2020年11月3日に実施予定の米大統領選を目前にして、共和党と民主党の両陣営はキャンペーン商品の販売でもしのぎを削る。政治キャンペーン商品は候補者のブランディングになり、デザイン的にユニークな商品が多い。候補者の名前を広めて支持を呼びかけたり、支援者のアイデンティティーになったりするだけでなく、重要な収入源でもある。
2020年11月3日の米大統領選挙を前に、活動資金の一部となるキャンペーン商品販売が激化している。
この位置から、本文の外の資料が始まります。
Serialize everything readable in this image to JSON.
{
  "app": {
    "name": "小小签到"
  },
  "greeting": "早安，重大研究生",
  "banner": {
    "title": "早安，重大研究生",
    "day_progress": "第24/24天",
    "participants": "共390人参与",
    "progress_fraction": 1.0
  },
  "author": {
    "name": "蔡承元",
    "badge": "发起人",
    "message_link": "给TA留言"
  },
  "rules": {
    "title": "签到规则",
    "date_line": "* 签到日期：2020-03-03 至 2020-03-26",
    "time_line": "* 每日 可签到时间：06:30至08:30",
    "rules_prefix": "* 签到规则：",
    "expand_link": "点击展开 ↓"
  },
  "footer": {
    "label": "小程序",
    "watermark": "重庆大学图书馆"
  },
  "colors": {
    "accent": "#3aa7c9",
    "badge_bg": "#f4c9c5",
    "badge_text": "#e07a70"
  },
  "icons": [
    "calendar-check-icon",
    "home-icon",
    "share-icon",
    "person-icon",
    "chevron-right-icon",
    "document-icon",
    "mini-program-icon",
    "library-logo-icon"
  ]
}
まずはトランプ陣営のオフィシャルグッズを見てみよう。
トランプ氏が以前から掲げているテーマ「Make America Great Again」の略称は「MAGA」。トランプ支持者がよくかぶっている赤いキャップは、共和党のカラーを施した「MAGAハット」だ。前回16年の大統領選では、販売開始の15年夏から17年春までの間に50万個以上売れたベストセラーで、反トランプ派が普通の赤いキャップを敬遠するようになるほど、イメージ戦略として成功した商品といわれる。今回は他の色にも展開、さらなる販売増を目指している。
他に目立つのは、ビールやウイスキーのグラス、現場用ヘルメットなど、労働者層にアピールする商品。他方、富裕層をイメージさせるカフリンクスもあり、70ドルと高価だ。
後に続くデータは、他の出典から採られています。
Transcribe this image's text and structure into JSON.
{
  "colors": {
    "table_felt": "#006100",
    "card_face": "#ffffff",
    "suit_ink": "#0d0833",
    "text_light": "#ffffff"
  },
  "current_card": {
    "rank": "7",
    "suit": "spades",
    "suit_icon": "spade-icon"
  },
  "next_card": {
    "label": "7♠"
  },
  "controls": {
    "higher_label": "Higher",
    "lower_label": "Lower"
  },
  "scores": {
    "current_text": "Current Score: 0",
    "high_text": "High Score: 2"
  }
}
これらキャンペーン商品は、両陣営だけでなく、一般企業も自ら考案して販売する。選挙戦の状況に対応して新商品を企画し、驚くほどスピーディーに市場に出す。
例えば、9月末に行われた両候補の第1回討論会の翌日には、バイデン候補の「君、ちょっと黙ってくれないか」という発言をプリントしたTシャツを、オフィシャルサイトや多数のメーカーが販売。一方、トランプ氏が極右組織に対してコメントしたとされる「下がって待機せよ」という発言も、すぐにTシャツとなった。ただ、この商品についてはAmazonやeBayなどのサイトが販売を中止する処置に出ている。
キャンペーン商品は政治や商売、風刺などが入り乱れる米国ならではの市場といえそうだ。
バイデンとハリス陣営は実直なデザイン
一方、民主党候補のジョー・バイデンとカマラ・ハリス陣営は、日常的に使える商品を多数ラインアップしている。民主党カラーである青を基調にして、実直で飾り気のないデザインがほとんど。「Build Back Better(米国を立て直そう)」という標語の他にも、「嘘よりも真実を」「作り事よりも科学を」「恐怖よりも希望を」という訴えがシンプルに目立つ。
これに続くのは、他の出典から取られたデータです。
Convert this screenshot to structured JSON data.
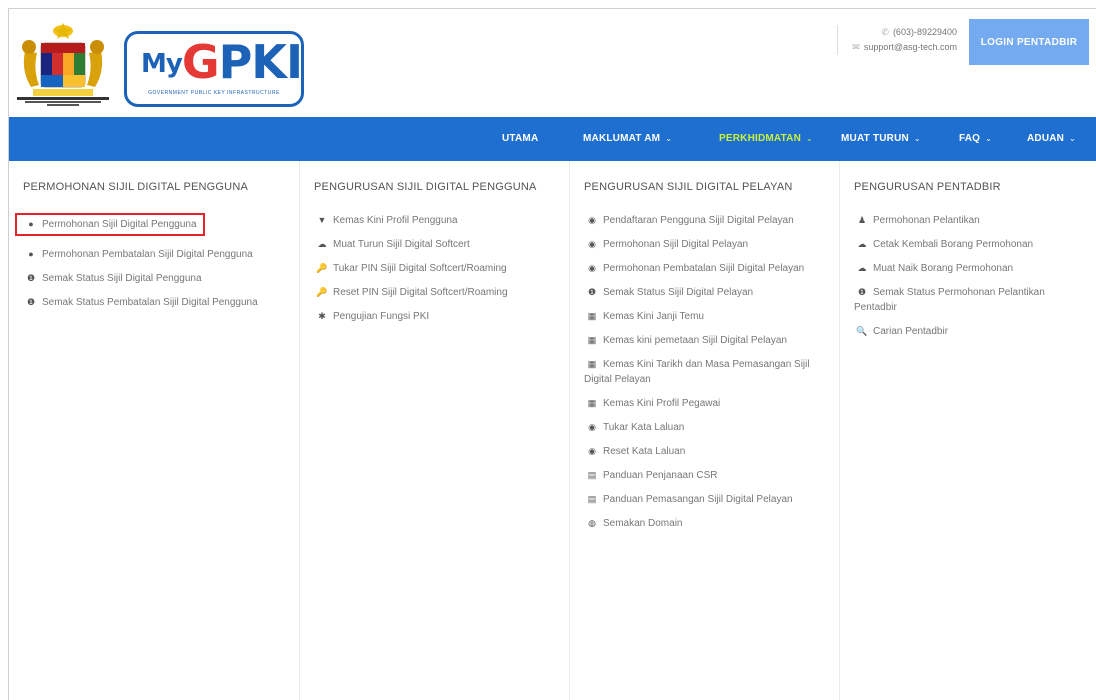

マスクや消毒液といった新型コロナウイルスに対応した商品もあり、消毒液には「バイデンはコロナ禍と戦う」「科学を信じる大統領が必要だ」という文字を印刷。また、米国製品であり、組合に所属する労働者が製造したことも各商品に明記している。デジタル商品もあり、人気コンピューターゲーム「アニマルクロッシング(あつまれ どうぶつの森)」用のアイテムの他、無料のバナーや壁紙なども用意した。
9月初頭には「Believe in Better(良くなると信じよう)」コレクションと銘打ち、トリー・バーチやヴェラ・ウォン、ジェイソン・ウーら19人の有名デザイナーが手掛けた商品も追加。同陣営への支持が明らかになった。Tシャツが40ドル以上するなど価格は高めだが、陣営への支持とファッション性を備えた商品に注目度は高い。